Royaume du Maroc : utiliser les données personnelles sans compromettre la vie privée des particuliers

Le Maroc a pris des mesures conservatoires depuis le début de l’épidémie et a mis en place une politique de fermeture totale et de confinement, qui semble porter ses fruits malgré son impact négatif sur l’économie. Mais l’approche marocaine pourrait être plus efficace dans le présent et l’avenir, si le Maroc joue un rôle de premier plan en Afrique et dans le monde arabe en adoptant l’intelligence artificielle et les Big Data pour aider les secteurs essentiels -de l’intérieur, de la sécurité et de la santé- à lutter contre l’épidémie. Le Maroc devrait adopter une approche intégrée, en mettant en place une plateforme des Big Data intégrant les données provenant des secteurs publics primaires et du secteur privé. La mission de cette plateforme est de fournir aux acteurs gouvernementaux et aux particuliers, les données nécessaires pour intervenir en cas de pandémie ou de crise, ou pour mener des campagnes de dimensions massives. 

Deux facteurs de base peuvent aider le Maroc à jouer un rôle de premier plan : Premièrement, il dispose d’une expertise locale dans les domaines de l’IA et des Big Data parmi les meilleures au monde arabe et de l’Afrique. Deuxièmement, le Maroc est fortement présent en Afrique, notamment dans les domaines de la finance et des communications.

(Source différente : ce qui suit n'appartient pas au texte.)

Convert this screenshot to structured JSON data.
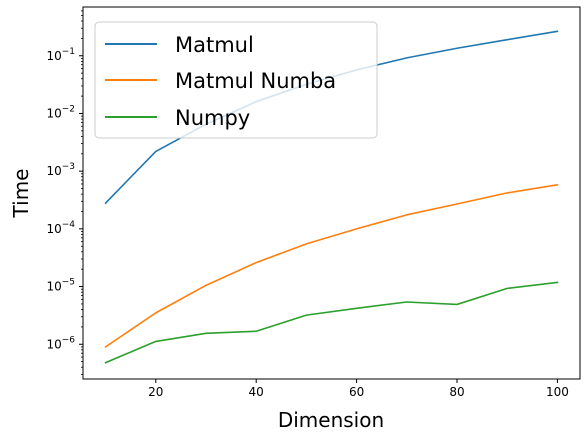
{
  "chart_data": {
    "type": "line",
    "title": "",
    "xlabel": "Dimension",
    "ylabel": "Time",
    "yscale": "log",
    "xlim": [
      5.5,
      104.5
    ],
    "ylim": [
      2.5e-07,
      0.7
    ],
    "grid": false,
    "legend_position": "top-left",
    "x": [
      10,
      20,
      30,
      40,
      50,
      60,
      70,
      80,
      90,
      100
    ],
    "x_ticks": [
      {
        "value": 20,
        "label": "20"
      },
      {
        "value": 40,
        "label": "40"
      },
      {
        "value": 60,
        "label": "60"
      },
      {
        "value": 80,
        "label": "80"
      },
      {
        "value": 100,
        "label": "100"
      }
    ],
    "y_ticks": [
      {
        "value": 1e-06,
        "base": "10",
        "exp": "−6"
      },
      {
        "value": 1e-05,
        "base": "10",
        "exp": "−5"
      },
      {
        "value": 0.0001,
        "base": "10",
        "exp": "−4"
      },
      {
        "value": 0.001,
        "base": "10",
        "exp": "−3"
      },
      {
        "value": 0.01,
        "base": "10",
        "exp": "−2"
      },
      {
        "value": 0.1,
        "base": "10",
        "exp": "−1"
      }
    ],
    "series": [
      {
        "name": "Matmul",
        "color": "#1f77b4",
        "values": [
          0.00028,
          0.0022,
          0.0065,
          0.016,
          0.032,
          0.057,
          0.092,
          0.135,
          0.19,
          0.265
        ]
      },
      {
        "name": "Matmul Numba",
        "color": "#ff7f0e",
        "values": [
          9e-07,
          3.5e-06,
          1.05e-05,
          2.6e-05,
          5.5e-05,
          0.0001,
          0.000175,
          0.00027,
          0.00042,
          0.00058
        ]
      },
      {
        "name": "Numpy",
        "color": "#2ca02c",
        "values": [
          4.8e-07,
          1.12e-06,
          1.55e-06,
          1.68e-06,
          3.2e-06,
          4.2e-06,
          5.4e-06,
          4.9e-06,
          9.3e-06,
          1.18e-05
        ]
      }
    ]
  }
}
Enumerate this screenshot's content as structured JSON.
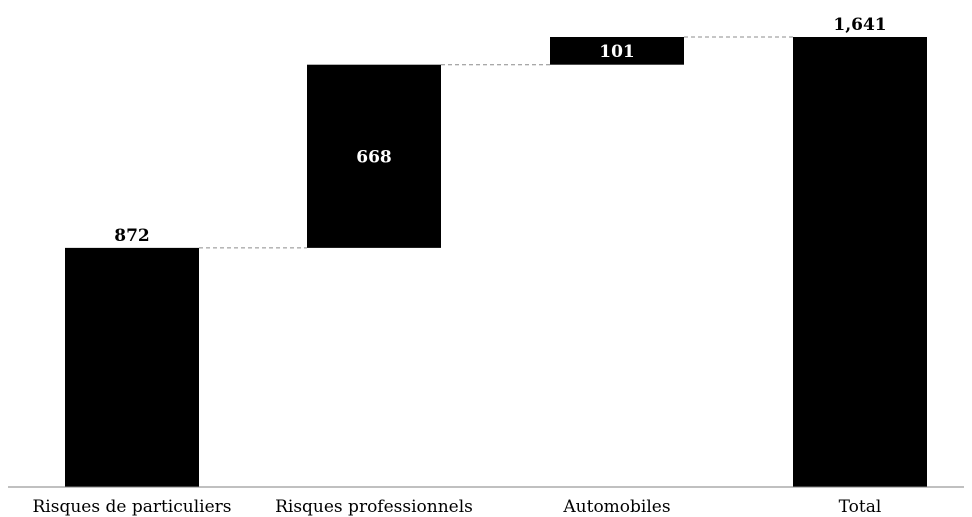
{
  "chart_data": {
    "type": "bar",
    "subtype": "waterfall",
    "categories": [
      "Risques de particuliers",
      "Risques professionnels",
      "Automobiles",
      "Total"
    ],
    "values": [
      872,
      668,
      101,
      1641
    ],
    "value_labels": [
      "872",
      "668",
      "101",
      "1,641"
    ],
    "bar_kinds": [
      "increase",
      "increase",
      "increase",
      "total"
    ],
    "title": "",
    "xlabel": "",
    "ylabel": "",
    "ylim": [
      0,
      1641
    ],
    "grid": false,
    "legend": "none",
    "colors": {
      "bar": "#000000",
      "inside_label": "#ffffff",
      "outside_label": "#000000",
      "connector": "#8c8c8c"
    }
  }
}
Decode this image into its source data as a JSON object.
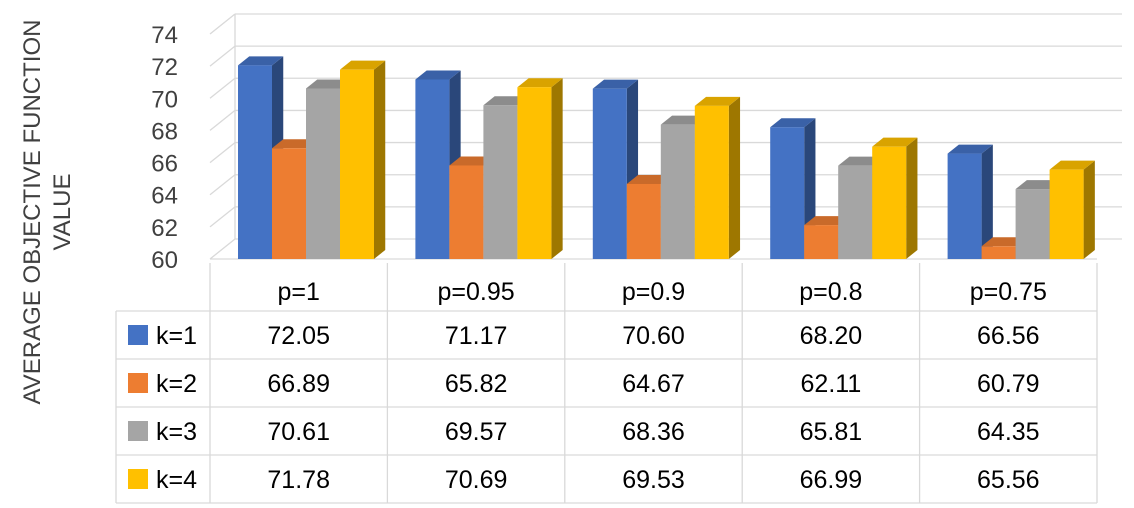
{
  "chart_data": {
    "type": "bar",
    "title": "",
    "xlabel": "",
    "ylabel": "AVERAGE OBJECTIVE FUNCTION VALUE",
    "ylabel_lines": [
      "AVERAGE OBJECTIVE FUNCTION",
      "VALUE"
    ],
    "categories": [
      "p=1",
      "p=0.95",
      "p=0.9",
      "p=0.8",
      "p=0.75"
    ],
    "series": [
      {
        "name": "k=1",
        "color": "#4472C4",
        "values": [
          72.05,
          71.17,
          70.6,
          68.2,
          66.56
        ]
      },
      {
        "name": "k=2",
        "color": "#ED7D31",
        "values": [
          66.89,
          65.82,
          64.67,
          62.11,
          60.79
        ]
      },
      {
        "name": "k=3",
        "color": "#A5A5A5",
        "values": [
          70.61,
          69.57,
          68.36,
          65.81,
          64.35
        ]
      },
      {
        "name": "k=4",
        "color": "#FFC000",
        "values": [
          71.78,
          70.69,
          69.53,
          66.99,
          65.56
        ]
      }
    ],
    "table_values": [
      [
        "72.05",
        "71.17",
        "70.60",
        "68.20",
        "66.56"
      ],
      [
        "66.89",
        "65.82",
        "64.67",
        "62.11",
        "60.79"
      ],
      [
        "70.61",
        "69.57",
        "68.36",
        "65.81",
        "64.35"
      ],
      [
        "71.78",
        "70.69",
        "69.53",
        "66.99",
        "65.56"
      ]
    ],
    "ylim": [
      60,
      74
    ],
    "yticks": [
      "60",
      "62",
      "64",
      "66",
      "68",
      "70",
      "72",
      "74"
    ],
    "grid": true,
    "style": "3d-clustered-column-with-data-table",
    "legend": "data-table-left"
  }
}
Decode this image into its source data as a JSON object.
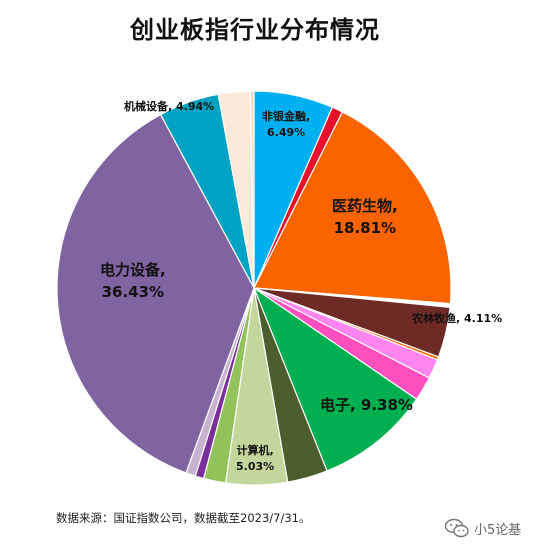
{
  "chart_data": {
    "type": "pie",
    "title": "创业板指行业分布情况",
    "slices": [
      {
        "label": "非银金融",
        "value": 6.49,
        "color": "#00b0f0"
      },
      {
        "label": "",
        "value": 0.9,
        "color": "#e8102a"
      },
      {
        "label": "医药生物",
        "value": 18.81,
        "color": "#fa6400"
      },
      {
        "label": "",
        "value": 0.3,
        "color": "#ffffff"
      },
      {
        "label": "农林牧渔",
        "value": 4.11,
        "color": "#6e2a24"
      },
      {
        "label": "",
        "value": 0.25,
        "color": "#ff6600"
      },
      {
        "label": "",
        "value": 1.6,
        "color": "#ff85f0"
      },
      {
        "label": "",
        "value": 2.0,
        "color": "#ff4fbf"
      },
      {
        "label": "电子",
        "value": 9.38,
        "color": "#00b050"
      },
      {
        "label": "",
        "value": 3.3,
        "color": "#4b5e2e"
      },
      {
        "label": "计算机",
        "value": 5.03,
        "color": "#c3d69b"
      },
      {
        "label": "",
        "value": 1.8,
        "color": "#92c25a"
      },
      {
        "label": "",
        "value": 0.7,
        "color": "#7b2f9a"
      },
      {
        "label": "",
        "value": 0.8,
        "color": "#c8b2d2"
      },
      {
        "label": "电力设备",
        "value": 36.43,
        "color": "#8064a2"
      },
      {
        "label": "机械设备",
        "value": 4.94,
        "color": "#00a3c4"
      },
      {
        "label": "",
        "value": 2.6,
        "color": "#fde9d9"
      },
      {
        "label": "",
        "value": 0.3,
        "color": "#f6d9c0"
      }
    ],
    "labels": [
      {
        "name": "非银金融,",
        "value": "6.49%"
      },
      {
        "name": "医药生物,",
        "value": "18.81%"
      },
      {
        "name": "农林牧渔, 4.11%",
        "value": ""
      },
      {
        "name": "电子, 9.38%",
        "value": ""
      },
      {
        "name": "计算机,",
        "value": "5.03%"
      },
      {
        "name": "电力设备,",
        "value": "36.43%"
      },
      {
        "name": "机械设备, 4.94%",
        "value": ""
      }
    ]
  },
  "source_note": "数据来源：国证指数公司，数据截至2023/7/31。",
  "watermark": {
    "text": "小5论基",
    "icon": "wechat-icon"
  }
}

Le déploiement d’une telle infrastructure peut être effectué de manière parallèle sur les niveaux techniques et législatifs. Alors qu’une équipe centrale d’ingénieurs de plateformes électroniques pour les Big Data travaille sur le côté technologique et la qualification des données, la Commission Nationale de Contrôle de la Protection des Données à Caractère Personnel (CNDP) devrait se concentrer sur l’étude de la conformité de la conception et de l’utilisation de la plateforme avec la loi et mettre en place des process d’accès aux données personnelles qui soient éthiques et conformes ; il s’agit surtout des données anonymes des téléphones portables qui permettent un suivi du comportement des citoyens. Cette utilisation devrait être exclusivement limitée à la lutte contre les épidémies ou toute autre menace pour la santé publique.

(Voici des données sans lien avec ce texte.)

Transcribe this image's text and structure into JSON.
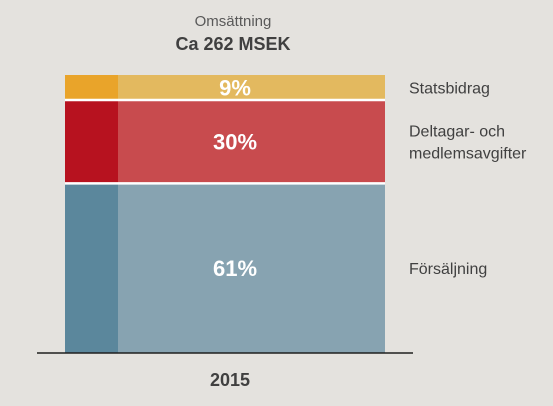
{
  "chart_data": {
    "type": "bar",
    "stacked": true,
    "title": "Omsättning",
    "subtitle": "Ca 262 MSEK",
    "categories": [
      "2015"
    ],
    "series": [
      {
        "name": "Försäljning",
        "label_lines": [
          "Försäljning"
        ],
        "values": [
          61
        ],
        "value_label": "61%",
        "color": "#87a3b1",
        "accent_color": "#5b879c"
      },
      {
        "name": "Deltagar- och medlemsavgifter",
        "label_lines": [
          "Deltagar- och",
          "medlemsavgifter"
        ],
        "values": [
          30
        ],
        "value_label": "30%",
        "color": "#c84b4e",
        "accent_color": "#b7121f"
      },
      {
        "name": "Statsbidrag",
        "label_lines": [
          "Statsbidrag"
        ],
        "values": [
          9
        ],
        "value_label": "9%",
        "color": "#e3b95f",
        "accent_color": "#e9a42a"
      }
    ],
    "ylim": [
      0,
      100
    ],
    "grid": false,
    "legend": "right"
  }
}
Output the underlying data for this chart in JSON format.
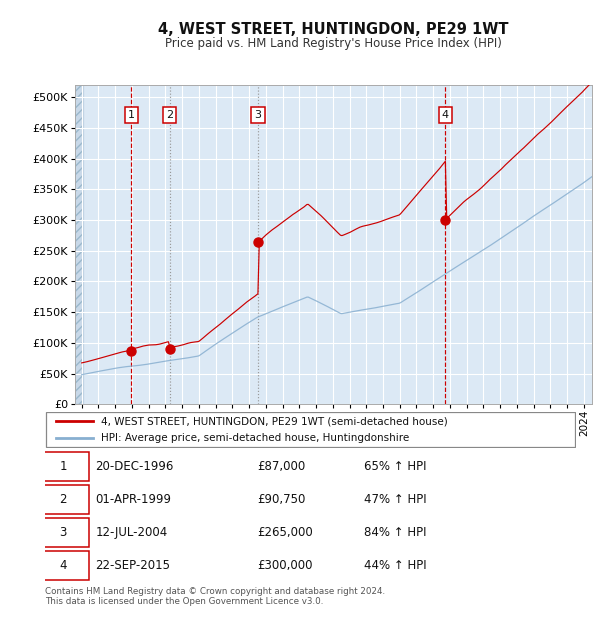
{
  "title": "4, WEST STREET, HUNTINGDON, PE29 1WT",
  "subtitle": "Price paid vs. HM Land Registry's House Price Index (HPI)",
  "legend_red": "4, WEST STREET, HUNTINGDON, PE29 1WT (semi-detached house)",
  "legend_blue": "HPI: Average price, semi-detached house, Huntingdonshire",
  "footer1": "Contains HM Land Registry data © Crown copyright and database right 2024.",
  "footer2": "This data is licensed under the Open Government Licence v3.0.",
  "purchases": [
    {
      "num": 1,
      "date_f": 1996.96,
      "price": 87000,
      "label": "20-DEC-1996",
      "pct": "65% ↑ HPI"
    },
    {
      "num": 2,
      "date_f": 1999.25,
      "price": 90750,
      "label": "01-APR-1999",
      "pct": "47% ↑ HPI"
    },
    {
      "num": 3,
      "date_f": 2004.53,
      "price": 265000,
      "label": "12-JUL-2004",
      "pct": "84% ↑ HPI"
    },
    {
      "num": 4,
      "date_f": 2015.73,
      "price": 300000,
      "label": "22-SEP-2015",
      "pct": "44% ↑ HPI"
    }
  ],
  "ylim": [
    0,
    520000
  ],
  "xlim_start": 1993.6,
  "xlim_end": 2024.5,
  "bg_color": "#dce9f5",
  "grid_color": "#ffffff",
  "red_color": "#cc0000",
  "blue_color": "#88afd0",
  "table_rows": [
    [
      "1",
      "20-DEC-1996",
      "£87,000",
      "65% ↑ HPI"
    ],
    [
      "2",
      "01-APR-1999",
      "£90,750",
      "47% ↑ HPI"
    ],
    [
      "3",
      "12-JUL-2004",
      "£265,000",
      "84% ↑ HPI"
    ],
    [
      "4",
      "22-SEP-2015",
      "£300,000",
      "44% ↑ HPI"
    ]
  ]
}
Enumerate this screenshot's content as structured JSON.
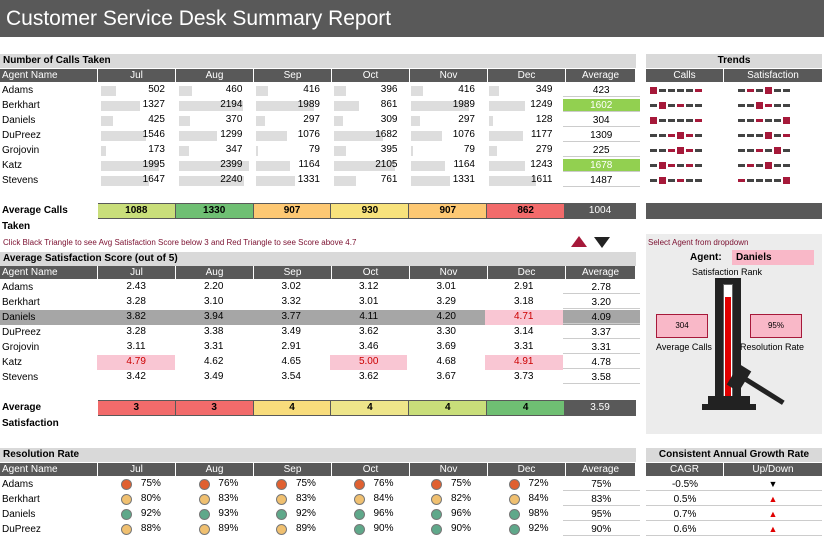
{
  "title": "Customer Service Desk Summary Report",
  "months": [
    "Jul",
    "Aug",
    "Sep",
    "Oct",
    "Nov",
    "Dec"
  ],
  "agent_header": "Agent Name",
  "average_header": "Average",
  "calls": {
    "section_title": "Number of Calls Taken",
    "rows": [
      {
        "name": "Adams",
        "vals": [
          "502",
          "460",
          "416",
          "396",
          "416",
          "349"
        ],
        "avg": "423"
      },
      {
        "name": "Berkhart",
        "vals": [
          "1327",
          "2194",
          "1989",
          "861",
          "1989",
          "1249"
        ],
        "avg": "1602"
      },
      {
        "name": "Daniels",
        "vals": [
          "425",
          "370",
          "297",
          "309",
          "297",
          "128"
        ],
        "avg": "304"
      },
      {
        "name": "DuPreez",
        "vals": [
          "1546",
          "1299",
          "1076",
          "1682",
          "1076",
          "1177"
        ],
        "avg": "1309"
      },
      {
        "name": "Grojovin",
        "vals": [
          "173",
          "347",
          "79",
          "395",
          "79",
          "279"
        ],
        "avg": "225"
      },
      {
        "name": "Katz",
        "vals": [
          "1995",
          "2399",
          "1164",
          "2105",
          "1164",
          "1243"
        ],
        "avg": "1678"
      },
      {
        "name": "Stevens",
        "vals": [
          "1647",
          "2240",
          "1331",
          "761",
          "1331",
          "1611"
        ],
        "avg": "1487"
      }
    ],
    "summary_label": "Average Calls Taken",
    "summary": [
      "1088",
      "1330",
      "907",
      "930",
      "907",
      "862"
    ],
    "summary_avg": "1004"
  },
  "trends": {
    "title": "Trends",
    "col_calls": "Calls",
    "col_satisfaction": "Satisfaction"
  },
  "instruction": "Click Black Triangle to see Avg Satisfaction Score below 3 and Red Triangle to see Score above 4.7",
  "satisfaction": {
    "section_title": "Average Satisfaction Score (out of 5)",
    "rows": [
      {
        "name": "Adams",
        "vals": [
          "2.43",
          "2.20",
          "3.02",
          "3.12",
          "3.01",
          "2.91"
        ],
        "avg": "2.78"
      },
      {
        "name": "Berkhart",
        "vals": [
          "3.28",
          "3.10",
          "3.32",
          "3.01",
          "3.29",
          "3.18"
        ],
        "avg": "3.20"
      },
      {
        "name": "Daniels",
        "vals": [
          "3.82",
          "3.94",
          "3.77",
          "4.11",
          "4.20",
          "4.71"
        ],
        "avg": "4.09"
      },
      {
        "name": "DuPreez",
        "vals": [
          "3.28",
          "3.38",
          "3.49",
          "3.62",
          "3.30",
          "3.14"
        ],
        "avg": "3.37"
      },
      {
        "name": "Grojovin",
        "vals": [
          "3.11",
          "3.31",
          "2.91",
          "3.46",
          "3.69",
          "3.31"
        ],
        "avg": "3.31"
      },
      {
        "name": "Katz",
        "vals": [
          "4.79",
          "4.62",
          "4.65",
          "5.00",
          "4.68",
          "4.91"
        ],
        "avg": "4.78"
      },
      {
        "name": "Stevens",
        "vals": [
          "3.42",
          "3.49",
          "3.54",
          "3.62",
          "3.67",
          "3.73"
        ],
        "avg": "3.58"
      }
    ],
    "summary_label": "Average Satisfaction",
    "summary": [
      "3",
      "3",
      "4",
      "4",
      "4",
      "4"
    ],
    "summary_avg": "3.59"
  },
  "agent_panel": {
    "select_label": "Select Agent from dropdown",
    "agent_label": "Agent:",
    "agent_value": "Daniels",
    "rank_label": "Satisfaction Rank",
    "avg_calls_value": "304",
    "avg_calls_label": "Average Calls",
    "resolution_value": "95%",
    "resolution_label": "Resolution Rate",
    "rank_fill_fraction": 0.9
  },
  "resolution": {
    "section_title": "Resolution Rate",
    "rows": [
      {
        "name": "Adams",
        "vals": [
          "75%",
          "76%",
          "75%",
          "76%",
          "75%",
          "72%"
        ],
        "avg": "75%"
      },
      {
        "name": "Berkhart",
        "vals": [
          "80%",
          "83%",
          "83%",
          "84%",
          "82%",
          "84%"
        ],
        "avg": "83%"
      },
      {
        "name": "Daniels",
        "vals": [
          "92%",
          "93%",
          "92%",
          "96%",
          "96%",
          "98%"
        ],
        "avg": "95%"
      },
      {
        "name": "DuPreez",
        "vals": [
          "88%",
          "89%",
          "89%",
          "90%",
          "90%",
          "92%"
        ],
        "avg": "90%"
      }
    ]
  },
  "growth": {
    "title": "Consistent Annual Growth Rate",
    "col_cagr": "CAGR",
    "col_updown": "Up/Down",
    "rows": [
      {
        "cagr": "-0.5%",
        "dir": "▼"
      },
      {
        "cagr": "0.5%",
        "dir": "▲"
      },
      {
        "cagr": "0.7%",
        "dir": "▲"
      },
      {
        "cagr": "0.6%",
        "dir": "▲"
      }
    ]
  },
  "colors": {
    "header_gray": "#595959",
    "green": "#92d050",
    "red_tri": "#a6193a",
    "pink": "#f9b8c8"
  }
}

Le Maroc a pris l’initiative récemment, de développer une application mobile pour la notification d’exposition au Coronavirus intitulé “Wiqaytna” basée sur le volontariat et “dépourvue de toute dimension corrective ou discriminatoire”. Cette application est aussi approuvée par la CNDP. Développée par « une équipe pluridisciplinaire composée d’une quarantaine de personnes », elle a été le fruit d’un apport technologique de l’école de codage d’OCP et le « volontariat d’opérateurs tels que Berkeley Systems, Omnidata, Omnishore, Valyans, Abweb, Aios Labs, Hidden Clouders, ainsi que l’ANRT et l’ADD, sans oublier les équipes internes des ministères de l’intérieur et de la santé » (Majd El Atouabi, «Wiqaytna, l’appli de traçage anti Coronavirus en phase de pré-lancement», L’Opinion, 11 Mai, 2020.) L’aspect volontaire et la disponibilité d’un smartphone limitent l’étendue de cette application, mais le temps montrera si une telle approche pourrait être efficace pour aider à combattre la pandémie. 

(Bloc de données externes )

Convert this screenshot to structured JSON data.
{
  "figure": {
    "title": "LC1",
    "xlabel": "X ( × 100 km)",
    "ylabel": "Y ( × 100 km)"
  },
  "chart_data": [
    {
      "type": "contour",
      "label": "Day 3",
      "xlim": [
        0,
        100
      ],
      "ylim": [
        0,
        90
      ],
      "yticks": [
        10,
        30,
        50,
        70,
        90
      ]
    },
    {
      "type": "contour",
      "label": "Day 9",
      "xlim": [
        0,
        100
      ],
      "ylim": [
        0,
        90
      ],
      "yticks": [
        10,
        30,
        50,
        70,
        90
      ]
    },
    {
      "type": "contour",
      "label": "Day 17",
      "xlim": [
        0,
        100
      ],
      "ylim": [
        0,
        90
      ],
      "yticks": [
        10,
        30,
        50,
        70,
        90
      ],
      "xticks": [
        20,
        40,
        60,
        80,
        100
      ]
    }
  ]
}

L’utilisation des Big Data ne peut se substituer au développement d’infrastructures de santé efficaces et au développement des systèmes et des protocoles stricts pour l’examen et le suivi. Mais avec l’IA, elles ont été efficaces dans certains pays. La sécurité sanitaire est la nouvelle donne dans le nouvel ordre des choses au niveau national et planétaire. Les pays qui s’en sortiront sont les mieux préparés du point de vue infrastructure médicale et en termes d’innovation technologique.